O tempero da vida
Voltando à série “Cinco Sentidos”…
Hoje é dia de ficar com água na boca. O assunto é o paladar…
Afinal, nossa primeira relação com o mundo é comer. Lembra dos bebês “come-dorme”?
O leite, materno ou não, e em seguida sopinhas, mingaus, frutas, sucos.
Depois, as comidas mais “proibidas”: a primeira vez que nos foi permitido o chocolate, um singelo e único brigadeiro na festa de um ano (ou sete brigadeiros, no caso de minha Olivia).
A primeira sobremesa compartilhada com o amor ou a amiga.
Sem contar as inúmeras demonstrações culinárias de afeto: o cozido da titia, a bala de ovos da vovó, o quindim da outra vovó…
As batatas sauté da mãe, que geraram tamanha cobiça e perturbação que recebi um castigo: “vou fazer dois quilos de batata sauté e você vai ter que comer tudo até enjoar”. E fez. Mas eu não tive que comer tudo nem enjoei, que coração de mãe é mole que nem pudim…
O paladar é mágico.
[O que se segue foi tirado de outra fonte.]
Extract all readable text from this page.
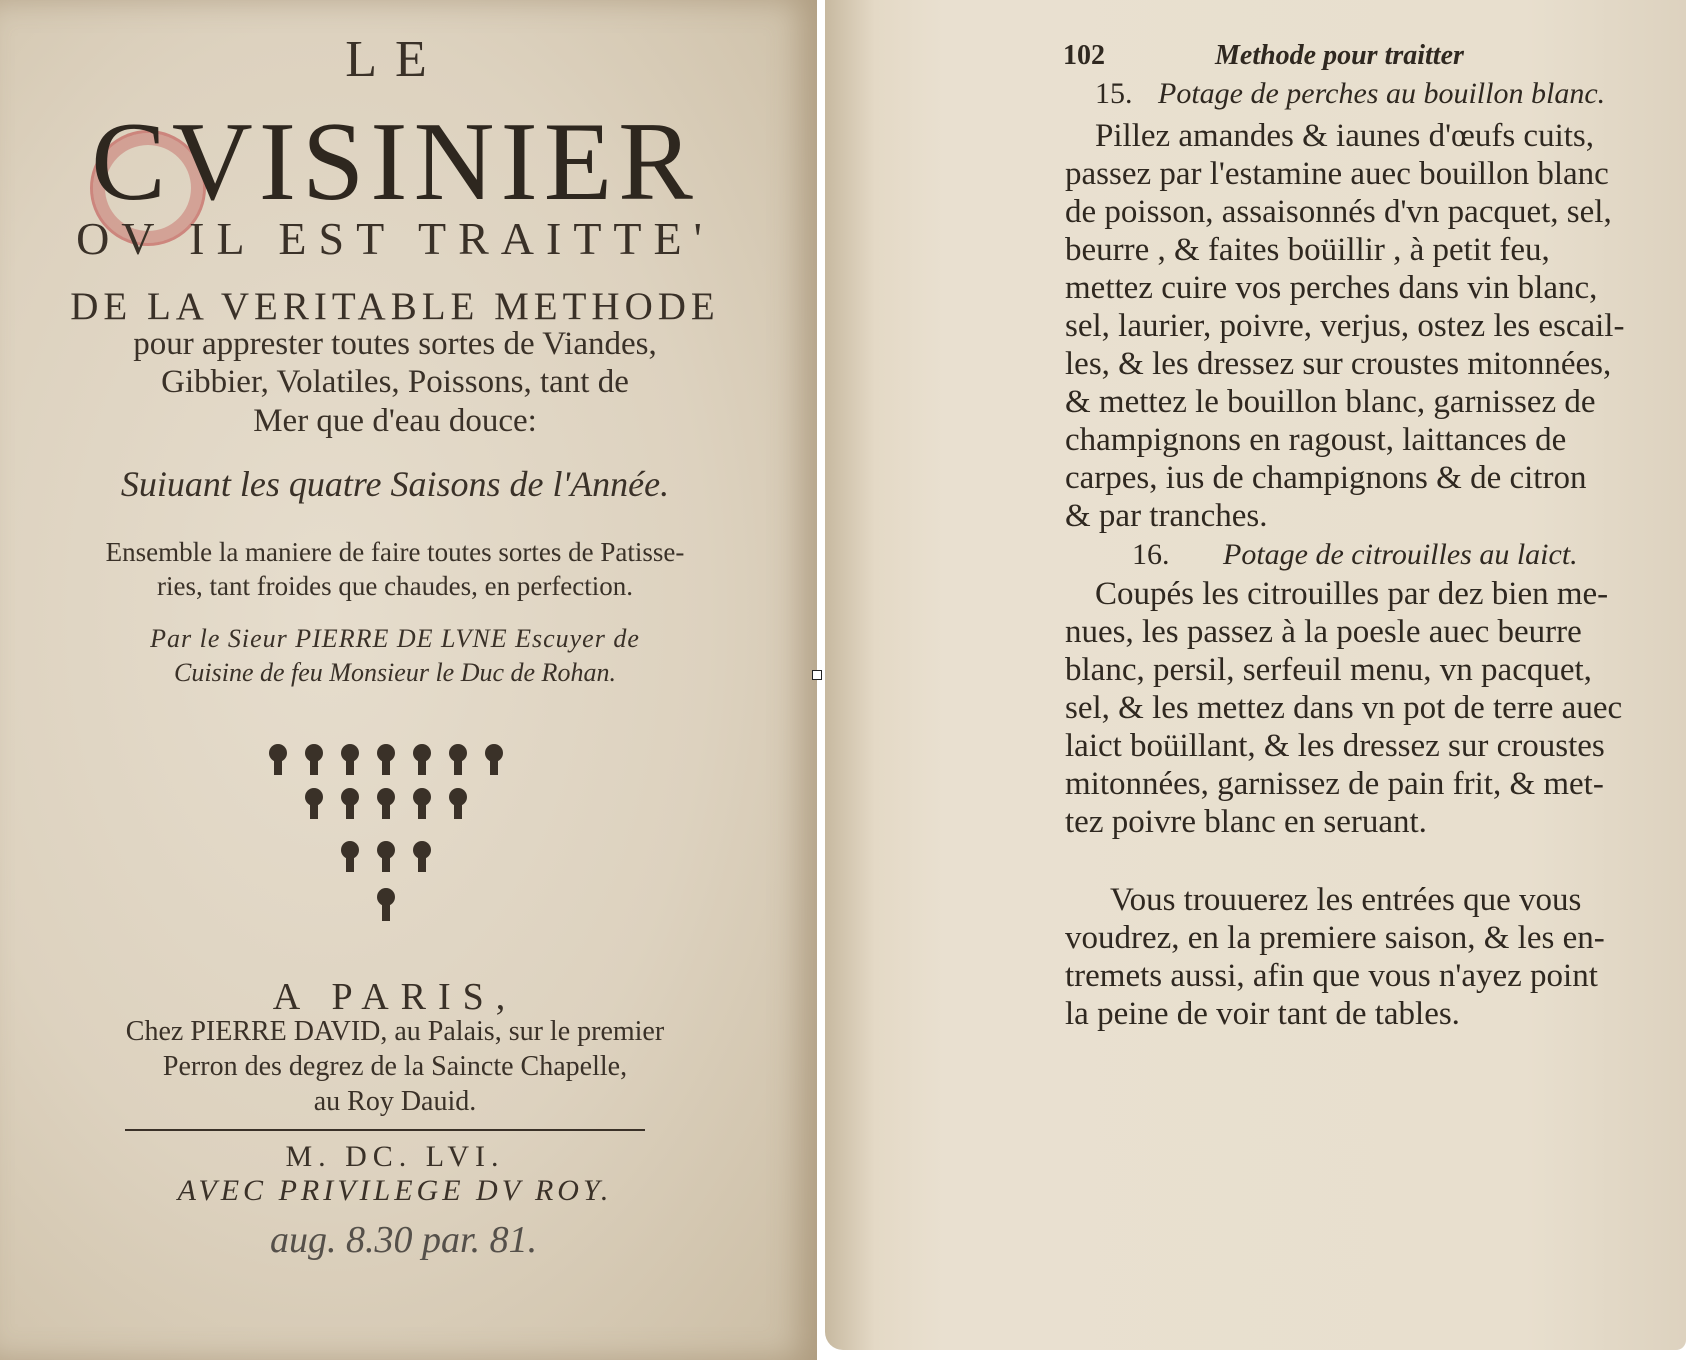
LE
CVISINIER
OV IL EST TRAITTE'
DE LA VERITABLE METHODE
pour apprester toutes sortes de Viandes,
Gibbier, Volatiles, Poissons, tant de
Mer que d'eau douce:
Suiuant les quatre Saisons de l'Année.
Ensemble la maniere de faire toutes sortes de Patisse-
ries, tant froides que chaudes, en perfection.
Par le Sieur PIERRE DE LVNE Escuyer de
Cuisine de feu Monsieur le Duc de Rohan.
A PARIS,
Chez PIERRE DAVID, au Palais, sur le premier
Perron des degrez de la Saincte Chapelle,
au Roy Dauid.
M. DC. LVI.
AVEC PRIVILEGE DV ROY.
aug. 8.30 par. 81.
102	Methode pour traitter
15. Potage de perches au bouillon blanc.
Pillez amandes & iaunes d'œufs cuits,
passez par l'estamine auec bouillon blanc
de poisson, assaisonnés d'vn pacquet, sel,
beurre , & faites boüillir , à petit feu,
mettez cuire vos perches dans vin blanc,
sel, laurier, poivre, verjus, ostez les escail-
les, & les dressez sur croustes mitonnées,
& mettez le bouillon blanc, garnissez de
champignons en ragoust, laittances de
carpes, ius de champignons & de citron
& par tranches.
16. Potage de citrouilles au laict.
Coupés les citrouilles par dez bien me-
nues, les passez à la poesle auec beurre
blanc, persil, serfeuil menu, vn pacquet,
sel, & les mettez dans vn pot de terre auec
laict boüillant, & les dressez sur croustes
mitonnées, garnissez de pain frit, & met-
tez poivre blanc en seruant.
Vous trouuerez les entrées que vous
voudrez, en la premiere saison, & les en-
tremets aussi, afin que vous n'ayez point
la peine de voir tant de tables.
Não é a toa que o beijo e o comer passam pela mesma língua e boca…
E onde fica o Viver Mais Simples nisso tudo?
Por todo o lado:
Alimentar o coração
Comecei a jornada com cem quilos, se lembram?
Eu tinha fome de muitas coisas e não as encontrava. Então comia. Comia para expandir-me e dar conta de tanto esforço. Comia para me energizar. Comia para lembrar da felicidade que já havia sentido. Comia pelas razões erradas.
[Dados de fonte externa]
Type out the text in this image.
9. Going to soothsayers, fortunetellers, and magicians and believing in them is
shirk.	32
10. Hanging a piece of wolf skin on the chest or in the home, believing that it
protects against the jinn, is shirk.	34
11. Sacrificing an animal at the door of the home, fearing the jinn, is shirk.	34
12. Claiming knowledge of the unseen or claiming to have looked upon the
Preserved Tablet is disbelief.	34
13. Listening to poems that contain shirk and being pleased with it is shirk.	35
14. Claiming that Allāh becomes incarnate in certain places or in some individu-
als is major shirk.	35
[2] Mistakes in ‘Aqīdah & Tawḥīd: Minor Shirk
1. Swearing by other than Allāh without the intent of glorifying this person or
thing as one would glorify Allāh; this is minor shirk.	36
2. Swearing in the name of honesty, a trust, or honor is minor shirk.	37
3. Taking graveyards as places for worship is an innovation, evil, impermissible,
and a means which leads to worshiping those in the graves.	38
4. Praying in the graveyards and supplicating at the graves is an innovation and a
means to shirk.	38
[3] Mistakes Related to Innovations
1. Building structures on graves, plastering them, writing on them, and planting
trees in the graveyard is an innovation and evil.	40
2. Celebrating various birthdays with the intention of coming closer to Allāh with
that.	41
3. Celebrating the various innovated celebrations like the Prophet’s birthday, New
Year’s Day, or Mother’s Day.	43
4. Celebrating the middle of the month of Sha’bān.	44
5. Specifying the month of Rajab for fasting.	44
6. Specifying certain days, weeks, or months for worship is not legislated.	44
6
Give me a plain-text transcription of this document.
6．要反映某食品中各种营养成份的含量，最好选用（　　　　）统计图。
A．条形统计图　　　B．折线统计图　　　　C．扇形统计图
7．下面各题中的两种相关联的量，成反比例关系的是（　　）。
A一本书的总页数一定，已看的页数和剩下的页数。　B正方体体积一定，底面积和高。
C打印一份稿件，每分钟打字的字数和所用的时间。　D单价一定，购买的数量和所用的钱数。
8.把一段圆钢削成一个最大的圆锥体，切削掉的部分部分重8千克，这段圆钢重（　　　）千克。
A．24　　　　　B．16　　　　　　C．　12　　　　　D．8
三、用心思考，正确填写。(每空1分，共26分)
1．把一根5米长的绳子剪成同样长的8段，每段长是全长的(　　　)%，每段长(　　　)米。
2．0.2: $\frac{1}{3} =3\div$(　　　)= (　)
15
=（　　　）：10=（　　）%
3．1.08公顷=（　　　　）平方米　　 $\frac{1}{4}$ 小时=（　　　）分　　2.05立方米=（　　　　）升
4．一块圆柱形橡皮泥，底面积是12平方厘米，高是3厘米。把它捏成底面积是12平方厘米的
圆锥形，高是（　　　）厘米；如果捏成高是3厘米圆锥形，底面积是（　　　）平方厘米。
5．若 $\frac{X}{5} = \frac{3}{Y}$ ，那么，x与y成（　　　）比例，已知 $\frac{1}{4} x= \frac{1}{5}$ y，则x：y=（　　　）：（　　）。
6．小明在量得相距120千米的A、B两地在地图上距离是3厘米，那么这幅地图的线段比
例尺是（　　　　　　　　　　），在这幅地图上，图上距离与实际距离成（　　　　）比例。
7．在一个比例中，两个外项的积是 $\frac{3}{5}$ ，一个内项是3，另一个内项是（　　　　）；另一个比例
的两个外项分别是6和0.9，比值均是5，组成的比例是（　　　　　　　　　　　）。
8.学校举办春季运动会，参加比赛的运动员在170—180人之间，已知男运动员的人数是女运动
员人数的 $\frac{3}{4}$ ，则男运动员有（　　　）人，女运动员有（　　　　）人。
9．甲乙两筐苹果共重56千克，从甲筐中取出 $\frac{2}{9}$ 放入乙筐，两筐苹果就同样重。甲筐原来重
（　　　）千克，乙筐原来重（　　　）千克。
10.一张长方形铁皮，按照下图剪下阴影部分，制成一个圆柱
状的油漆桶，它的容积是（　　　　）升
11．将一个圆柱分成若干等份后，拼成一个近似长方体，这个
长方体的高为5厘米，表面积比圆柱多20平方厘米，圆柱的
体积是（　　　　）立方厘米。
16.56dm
Meu corpo, cansado, absorvia tudo. Como seu eu fosse uma mulher neanderthal, sem saber quando o inverno ia acabar. Mas acabou.
Virei Homo Simplis e meu corpo pode se adelgar de novo.
Coração alimentado, menos fome.
Memórias Felizes
Um das cenas marcantes da minha exposição favorita foi a descrição de um café com leite. A narradora era argentina, deve ter minha idade e contava das sextas que dormia na casa dos avós. Sua avó a despertava aos sábados com uma xícara de café com leite espumante.
O tema era uma memória de infância e quase pude sentir o sabor doce daquela espuma de afeto. Os olhos da mulher-menina brilhavam.
Só uma comida de avó traz este brilho para os olhos da gente.
Eu também tenho meus muitos “recuerdos”. Almoços memoráveis de natal. Festejos lindos, onde as pessoas compartilhavam comidas em meio a cantoria e boas lembranças.
A vida pulsa mais quente no corpo da gente, nestas ocasiões… Memórias que aquecem nos invernos futuros…
Por que não?
Comer é uma forma fácil de experimentarmos o novo. Venho praticando pedir para um amigo escolher meu prato. E peço para os atendentes da cafeteria me indicarem seu bolo favorito. Assim, provei coisas novas e dei a chance de um outro me ajudar.
Durante uma época, comprei uma fruta nova por semana. Assim conheci o rambutam, a laranjinha kinkan, o mangostin. Redescobri o sapoti. E descobri que detesto kino…
Servir
Quando morava em São Paulo, oferecia todos os anos um almoço de natal para os meus fornecedores. Nesta ocasião, chamava todas as pessoas que tinha participados de projetos feitos para mim durante o ano.
No final, já eram mais de quarenta pessoas no salão de festas de meu prédio, num evento sempre cheio de amigos e histórias…. Eu sempre encerrava o encontro agradecendo e explicando: “o ano todo vocês me serviram. Hoje é meu dia de servir vocês”.
E eu fazia a comida toda. Mesmo quando dava errado, todo mundo elogiava, acho que inebriados pelo clima de confraternização (já que eu só servia refrigerante e água)…
Foram sete anos praticando o servir. Um bonito caminho para praticar o viver mais simples…
Assim foi seguindo, emoldurada por minhas memórias paladares. Até abrir um negócio de comidas, voltado para alimentar boas intenções. Quem diria?
E você? Qual a comida que evoca em você lembranças, emoções, amor ao próximo?